Su despedida en la entrevista fue con un «Poliki, poliki», expresión vasca que significa «poco a poco». Este gesto simbólico demuestra su voluntad de integrarse no solo en el equipo, sino también en la cultura de la región. El respeto por las tradiciones locales y el aprendizaje del idioma son señales de un compromiso que va más allá de lo puramente deportivo.
El futuro inmediato de Wesley pasa por seguir sumando minutos en los próximos encuentros de LaLiga y la Copa del Rey. Cada partido será una oportunidad para demostrar su valor y consolidar la confianza del cuerpo técnico. La afición realista, conocedora de su pasión por el fútbol bien jugado, espera con ilusión los regates y desbordes del nuevo extremo.
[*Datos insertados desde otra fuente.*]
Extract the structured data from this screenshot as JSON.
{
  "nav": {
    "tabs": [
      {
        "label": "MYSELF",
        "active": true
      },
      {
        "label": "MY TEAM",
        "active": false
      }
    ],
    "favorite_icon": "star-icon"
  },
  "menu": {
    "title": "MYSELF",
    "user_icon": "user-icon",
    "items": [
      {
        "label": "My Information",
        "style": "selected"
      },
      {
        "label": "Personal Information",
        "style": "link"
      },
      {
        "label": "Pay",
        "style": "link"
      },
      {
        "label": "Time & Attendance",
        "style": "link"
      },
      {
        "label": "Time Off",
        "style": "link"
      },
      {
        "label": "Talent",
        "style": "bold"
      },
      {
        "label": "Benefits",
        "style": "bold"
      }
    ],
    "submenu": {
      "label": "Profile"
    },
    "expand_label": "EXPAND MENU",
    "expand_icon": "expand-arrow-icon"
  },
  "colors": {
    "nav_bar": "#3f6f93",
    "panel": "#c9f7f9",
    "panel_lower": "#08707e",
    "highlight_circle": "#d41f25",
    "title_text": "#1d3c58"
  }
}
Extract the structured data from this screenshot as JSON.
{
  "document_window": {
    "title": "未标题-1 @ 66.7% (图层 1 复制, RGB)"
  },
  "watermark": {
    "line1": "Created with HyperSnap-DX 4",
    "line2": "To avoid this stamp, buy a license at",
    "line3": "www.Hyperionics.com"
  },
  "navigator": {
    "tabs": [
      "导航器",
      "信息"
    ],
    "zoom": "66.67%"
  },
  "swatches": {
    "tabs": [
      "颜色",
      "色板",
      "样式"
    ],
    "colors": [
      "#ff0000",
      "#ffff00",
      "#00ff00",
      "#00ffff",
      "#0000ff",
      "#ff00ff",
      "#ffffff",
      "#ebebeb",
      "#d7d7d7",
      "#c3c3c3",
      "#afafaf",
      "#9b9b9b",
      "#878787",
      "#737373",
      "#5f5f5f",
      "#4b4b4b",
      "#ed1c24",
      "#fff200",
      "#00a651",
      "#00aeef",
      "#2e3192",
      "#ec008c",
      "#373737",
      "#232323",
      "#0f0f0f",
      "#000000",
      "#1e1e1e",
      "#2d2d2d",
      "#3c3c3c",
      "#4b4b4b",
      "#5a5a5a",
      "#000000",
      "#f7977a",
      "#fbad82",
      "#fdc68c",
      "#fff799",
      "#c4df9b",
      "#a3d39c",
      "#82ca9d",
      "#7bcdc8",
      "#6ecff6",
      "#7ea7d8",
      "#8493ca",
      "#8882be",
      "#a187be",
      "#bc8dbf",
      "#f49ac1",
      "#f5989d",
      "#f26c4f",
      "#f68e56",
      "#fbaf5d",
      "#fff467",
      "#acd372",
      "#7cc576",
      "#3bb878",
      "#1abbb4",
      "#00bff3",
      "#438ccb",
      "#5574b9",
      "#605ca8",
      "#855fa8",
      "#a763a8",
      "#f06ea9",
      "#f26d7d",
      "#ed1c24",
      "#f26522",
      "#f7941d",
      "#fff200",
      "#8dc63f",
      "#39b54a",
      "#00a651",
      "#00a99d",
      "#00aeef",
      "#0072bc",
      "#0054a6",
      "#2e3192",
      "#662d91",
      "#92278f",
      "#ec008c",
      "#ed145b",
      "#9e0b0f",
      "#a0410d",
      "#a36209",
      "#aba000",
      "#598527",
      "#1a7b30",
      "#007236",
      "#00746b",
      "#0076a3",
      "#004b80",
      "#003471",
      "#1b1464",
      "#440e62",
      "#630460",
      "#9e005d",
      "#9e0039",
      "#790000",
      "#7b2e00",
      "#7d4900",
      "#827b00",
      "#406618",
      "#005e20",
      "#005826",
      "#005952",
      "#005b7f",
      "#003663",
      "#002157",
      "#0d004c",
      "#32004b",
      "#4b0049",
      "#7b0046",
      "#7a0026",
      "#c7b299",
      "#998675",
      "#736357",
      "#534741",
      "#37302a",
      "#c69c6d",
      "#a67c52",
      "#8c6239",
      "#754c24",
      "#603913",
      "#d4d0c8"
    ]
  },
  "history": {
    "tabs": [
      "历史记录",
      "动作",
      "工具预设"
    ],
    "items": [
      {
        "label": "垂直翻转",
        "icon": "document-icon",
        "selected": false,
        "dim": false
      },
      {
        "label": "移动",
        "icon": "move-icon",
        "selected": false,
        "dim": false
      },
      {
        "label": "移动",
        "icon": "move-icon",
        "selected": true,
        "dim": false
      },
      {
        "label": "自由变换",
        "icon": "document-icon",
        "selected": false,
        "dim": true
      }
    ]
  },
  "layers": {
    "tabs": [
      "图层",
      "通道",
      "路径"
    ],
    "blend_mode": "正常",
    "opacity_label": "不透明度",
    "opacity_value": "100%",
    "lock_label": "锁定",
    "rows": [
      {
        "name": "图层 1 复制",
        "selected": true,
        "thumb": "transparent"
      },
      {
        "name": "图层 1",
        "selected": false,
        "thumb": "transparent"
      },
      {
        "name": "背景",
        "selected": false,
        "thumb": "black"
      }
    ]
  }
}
La operación de mercado que llevó a Wesley a Donostia refleja la estrategia de la Real Sociedad de incorporar talento joven con proyección y hambre de éxito. La cesión con opción de compra permite evaluar su rendimiento sin un compromiso económico inmediato, pero las primeras impresiones son más que positivas. Su actitud, profesionalidad y calidad técnica son los ingredientes perfectos para triunfar en el proyecto txuri-urdin.
En resumen, la llegada de Wesley representa un nuevo capítulo en la apuesta de la Real Sociedad por consolidarse entre los grandes del fútbol español. Con buenas referencias de excompañeros, una adaptación acelerada y una mentalidad ganadora, el brasileño tiene todas las herramientas para convertirse en una pieza clave del equipo. El camino será exigente, pero su filosofía de «poliki, poliki» le permitirá crecer sin prisas, asentándose en un club que le brinda la plataforma perfecta para desarrollar todo su potencial. La afición ya ha recibido con los brazos abiertos a su nuevo ídolo, y el tiempo dirá si esta apuesta se convierte en uno de los grandes aciertos de la temporada.